Ces dernières années, le jeu vidéo a passé un cap dans son évolution vers l’âge adulte. On a évoqué The last of Us, mais on pourrait convoquer The Walking Dead, l’adaptation en épisodes ludiques de la série TV, pour le parcours semé d’embûches davantage morales que physiques qu’il impose au joueur. Le fils de Saul se rapproche du jeu vidéo The Walking Dead par le caractère interdit, et a priori inacceptable, des actions présentées au public. Les missions de Saul consistent à fouiller les vêtements des déportés envoyés à la chambre à gaz, à en ressortir leurs dépouilles, à jeter dans la rivière les cendres issues des fours crématoires. Mais la transgression de Nemes n’est pas aveugle ; le cinéaste finissant toujours par reposer des barrières un peu plus loin que celles qu’il fait sauter. Le rôle de sonderkommando tenu par Saul fait de lui l’engrenage insignifiant d’une plus grande machine. L’horreur de celle-ci se cantonne à lisière de son champ d’action, donc de notre champ de vision. C’est une astuce de petit malin pour Nemes (j’approche ma main de la flamme mais je la retire aussitôt), mais elle contribue à fixer de réelles limites éthiques.
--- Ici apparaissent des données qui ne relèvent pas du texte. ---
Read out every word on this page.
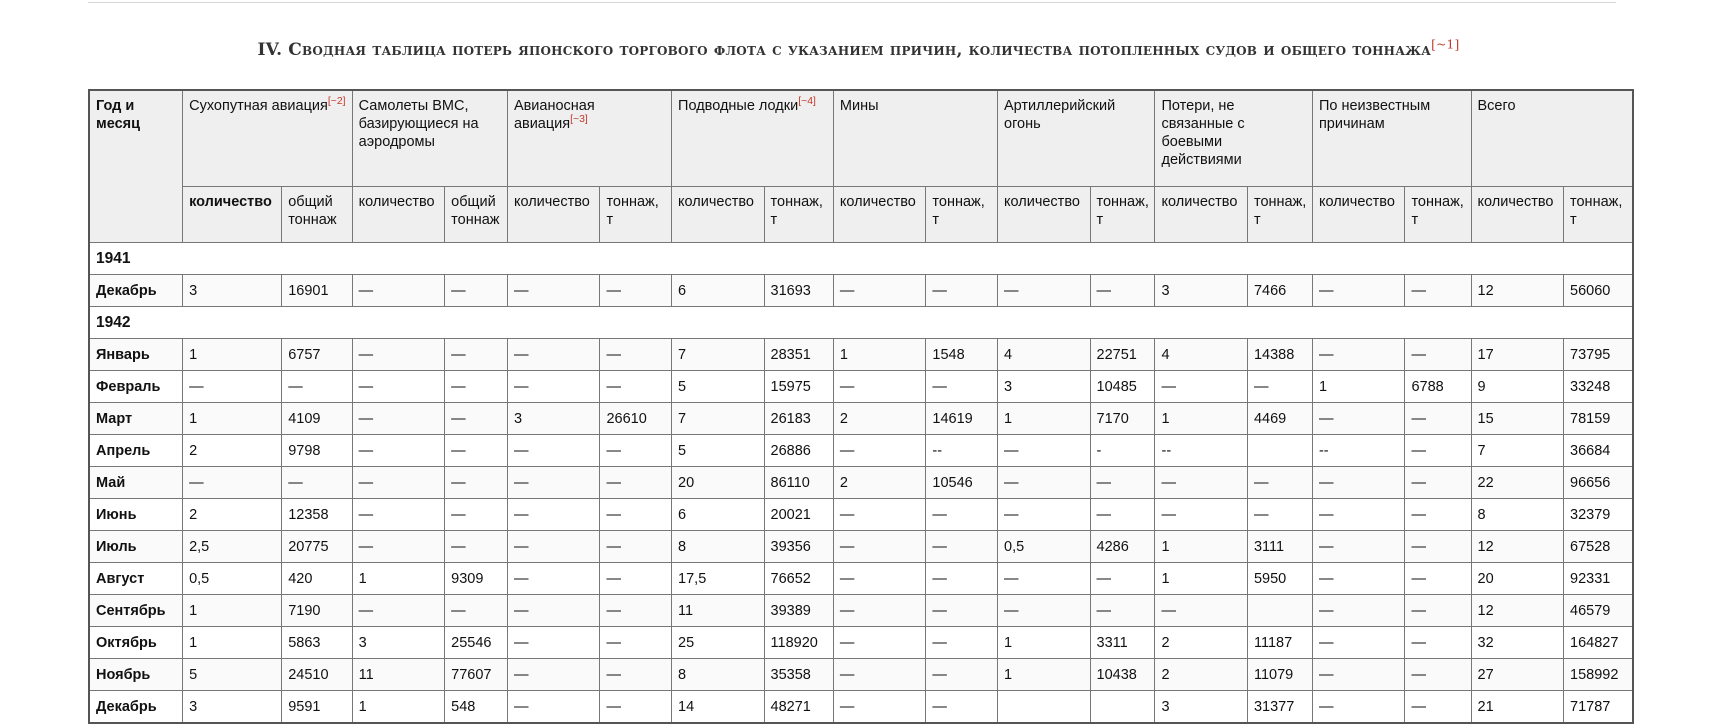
IV. Сводная таблица потерь японского торгового флота с указанием причин, количества потопленных судов и общего тоннажа[~1]
Год и месяц	Сухопутная авиация[~2]		Самолеты ВМС, базирующиеся на аэродромы		Авианосная авиация[~3]		Подводные лодки[~4]		Мины		Артиллерийский огонь		Потери, не связанные с боевыми действиями		По неизвестным причинам		Всего	
	количество	общий тоннаж	количество	общий тоннаж	количество	тоннаж, т	количество	тоннаж, т	количество	тоннаж, т	количество	тоннаж, т	количество	тоннаж, т	количество	тоннаж, т	количество	тоннаж, т
1941																		
Декабрь	3	16901	—	—	—	—	6	31693	—	—	—	—	3	7466	—	—	12	56060
1942																		
Январь	1	6757	—	—	—	—	7	28351	1	1548	4	22751	4	14388	—	—	17	73795
Февраль	—	—	—	—	—	—	5	15975	—	—	3	10485	—	—	1	6788	9	33248
Март	1	4109	—	—	3	26610	7	26183	2	14619	1	7170	1	4469	—	—	15	78159
Апрель	2	9798	—	—	—	—	5	26886	—	--	—	-	--		--	—	7	36684
Май	—	—	—	—	—	—	20	86110	2	10546	—	—	—	—	—	—	22	96656
Июнь	2	12358	—	—	—	—	6	20021	—	—	—	—	—	—	—	—	8	32379
Июль	2,5	20775	—	—	—	—	8	39356	—	—	0,5	4286	1	3111	—	—	12	67528
Август	0,5	420	1	9309	—	—	17,5	76652	—	—	—	—	1	5950	—	—	20	92331
Сентябрь	1	7190	—	—	—	—	11	39389	—	—	—	—	—		—	—	12	46579
Октябрь	1	5863	3	25546	—	—	25	118920	—	—	1	3311	2	11187	—	—	32	164827
Ноябрь	5	24510	11	77607	—	—	8	35358	—	—	1	10438	2	11079	—	—	27	158992
Декабрь	3	9591	1	548	—	—	14	48271	—	—			3	31377	—	—	21	71787
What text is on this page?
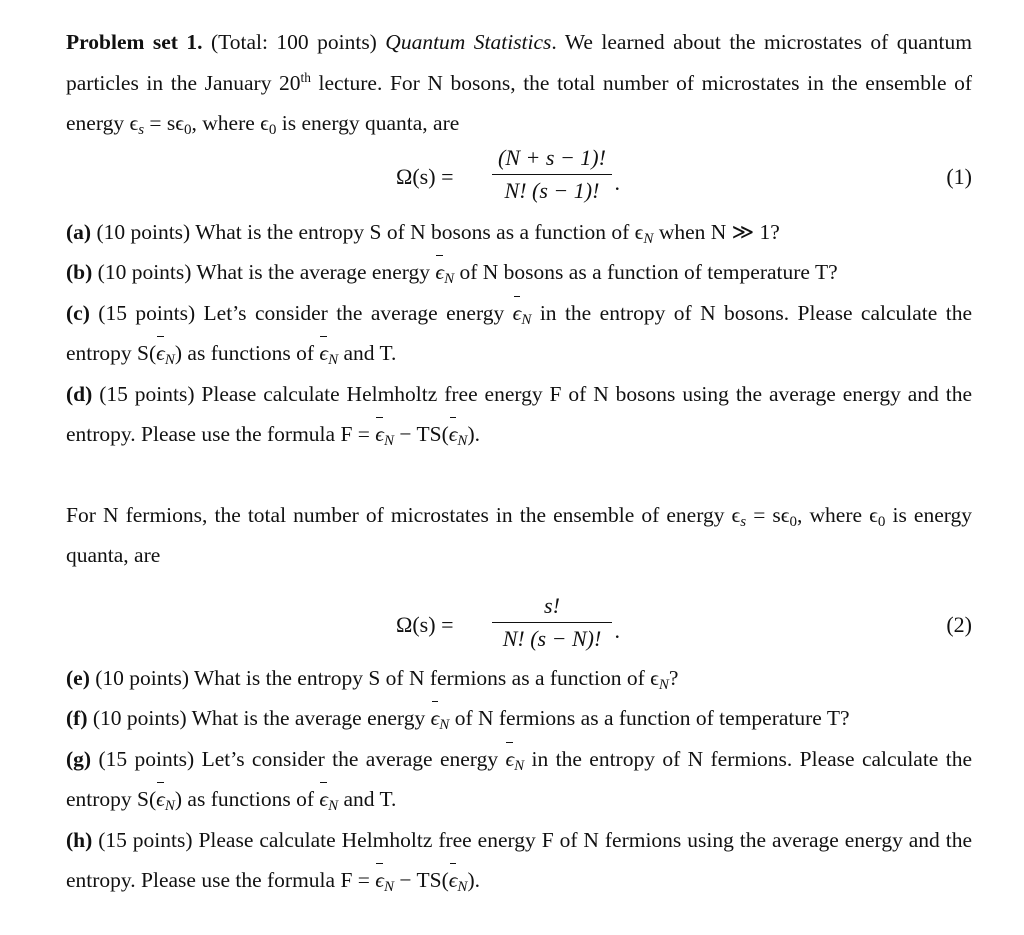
Problem set 1. (Total: 100 points) Quantum Statistics. We learned about the microstates of quantum particles in the January 20th lecture. For N bosons, the total number of microstates in the ensemble of energy $\epsilon_s = s\epsilon_0$, where $\epsilon_0$ is energy quanta, are
Ω(s) =
(N + s − 1)!
N! (s − 1)! .	(1)
(a) (10 points) What is the entropy S of N bosons as a function of $\epsilon_N$ when N ≫ 1?
(b) (10 points) What is the average energy $\epsilon_N$ of N bosons as a function of temperature T?
(c) (15 points) Let’s consider the average energy $\epsilon_N$ in the entropy of N bosons. Please calculate the entropy $S(\epsilon_N)$ as functions of $\epsilon_N$ and T.
(d) (15 points) Please calculate Helmholtz free energy F of N bosons using the average energy and the entropy. Please use the formula $F = \epsilon_N - TS(\epsilon_N)$.
For N fermions, the total number of microstates in the ensemble of energy $\epsilon_s = s\epsilon_0$, where $\epsilon_0$ is energy quanta, are
Ω(s) =
s!
N! (s − N)! .	(2)
(e) (10 points) What is the entropy S of N fermions as a function of $\epsilon_N$?
(f) (10 points) What is the average energy $\epsilon_N$ of N fermions as a function of temperature T?
(g) (15 points) Let’s consider the average energy $\epsilon_N$ in the entropy of N fermions. Please calculate the entropy $S(\epsilon_N)$ as functions of $\epsilon_N$ and T.
(h) (15 points) Please calculate Helmholtz free energy F of N fermions using the average energy and the entropy. Please use the formula $F = \epsilon_N - TS(\epsilon_N)$.
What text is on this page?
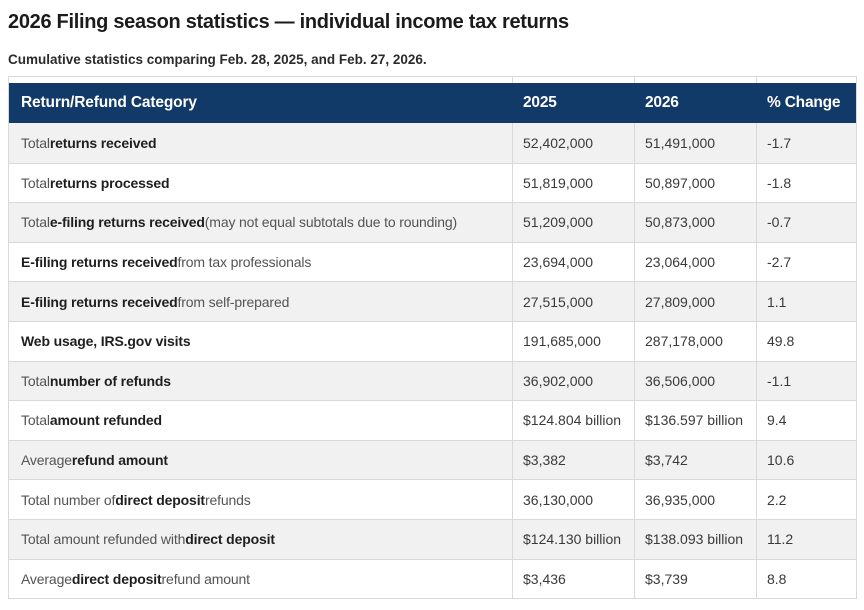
2026 Filing season statistics — individual income tax returns

Cumulative statistics comparing Feb. 28, 2025, and Feb. 27, 2026.

Return/Refund Category	2025	2026	% Change
Total returns received	52,402,000	51,491,000	-1.7
Total returns processed	51,819,000	50,897,000	-1.8
Total e-filing returns received (may not equal subtotals due to rounding)	51,209,000	50,873,000	-0.7
E-filing returns received from tax professionals	23,694,000	23,064,000	-2.7
E-filing returns received from self-prepared	27,515,000	27,809,000	1.1
Web usage, IRS.gov visits	191,685,000	287,178,000	49.8
Total number of refunds	36,902,000	36,506,000	-1.1
Total amount refunded	$124.804 billion	$136.597 billion	9.4
Average refund amount	$3,382	$3,742	10.6
Total number of direct deposit refunds	36,130,000	36,935,000	2.2
Total amount refunded with direct deposit	$124.130 billion	$138.093 billion	11.2
Average direct deposit refund amount	$3,436	$3,739	8.8
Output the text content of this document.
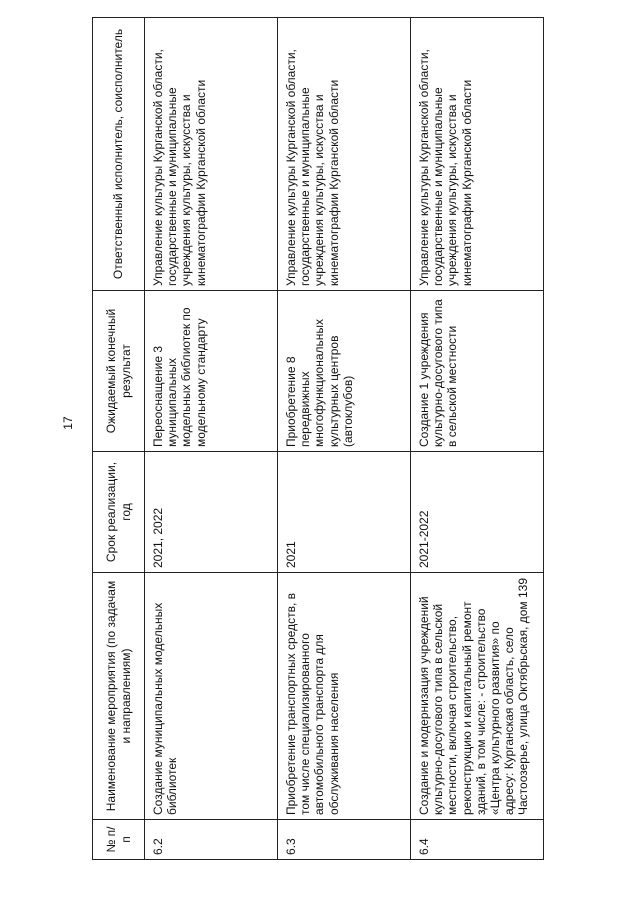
17
№ п/п	Наименование мероприятия (по задачам и направлениям)	Срок реализации, год	Ожидаемый конечный результат	Ответственный исполнитель, соисполнитель
6.2	Создание муниципальных модельных библиотек	2021, 2022	Переоснащение 3 муниципальных модельных библиотек по модельному стандарту	Управление культуры Курганской области, государственные и муниципальные учреждения культуры, искусства и кинематографии Курганской области
6.3	Приобретение транспортных средств, в том числе специализированного автомобильного транспорта для обслуживания населения	2021	Приобретение 8 передвижных многофункциональных культурных центров (автоклубов)	Управление культуры Курганской области, государственные и муниципальные учреждения культуры, искусства и кинематографии Курганской области
6.4	Создание и модернизация учреждений культурно-досугового типа в сельской местности, включая строительство, реконструкцию и капитальный ремонт зданий, в том числе: - строительство «Центра культурного развития» по адресу: Курганская область, село Частоозерье, улица Октябрьская, дом 139	2021-2022	Создание 1 учреждения культурно-досугового типа в сельской местности	Управление культуры Курганской области, государственные и муниципальные учреждения культуры, искусства и кинематографии Курганской области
Dans The Walking Dead, les clics en appellent à notre conscience, pas simplement à l’habileté de nos doigts, par exemple quand on décide d’achever quelqu’un, d’abréger les souffrances de l’autre afin de sauver sa propre peau. L’obligation physique – continuer à cliquer jusqu’à exécution de notre décision – ne se départit jamais d’une dimension morale. Il en va de même dans Le fils de Saul pour ce que l’on voit et expérimente avec son héros. Cela fait du film un peu plus qu’une démonstration (éclatante) de maîtrise et de talent. Il est parfois trop contrôlé, comme sur les rails d’un train fantôme finalement, mais il a l’intelligence de ne pas considérer sa différence comme une supériorité, de ne pas chercher à remplacer les œuvres existantes sur la Shoah. Le fils de Saul est une proposition complémentaire, contemporaine, qui réclame à ses spectateurs d’avoir vu ses prédécesseurs sur le même sujet pour être totalement comprise.
LE FILS DE SAUL (Saul Fia, Hongrie, 2015), un film de Laszlo Nemes, avec Geza Röhrig, Molnar Levente, Urs Rechn. Durée : 107 minutes. Sortie en France le 4 novembre 2015.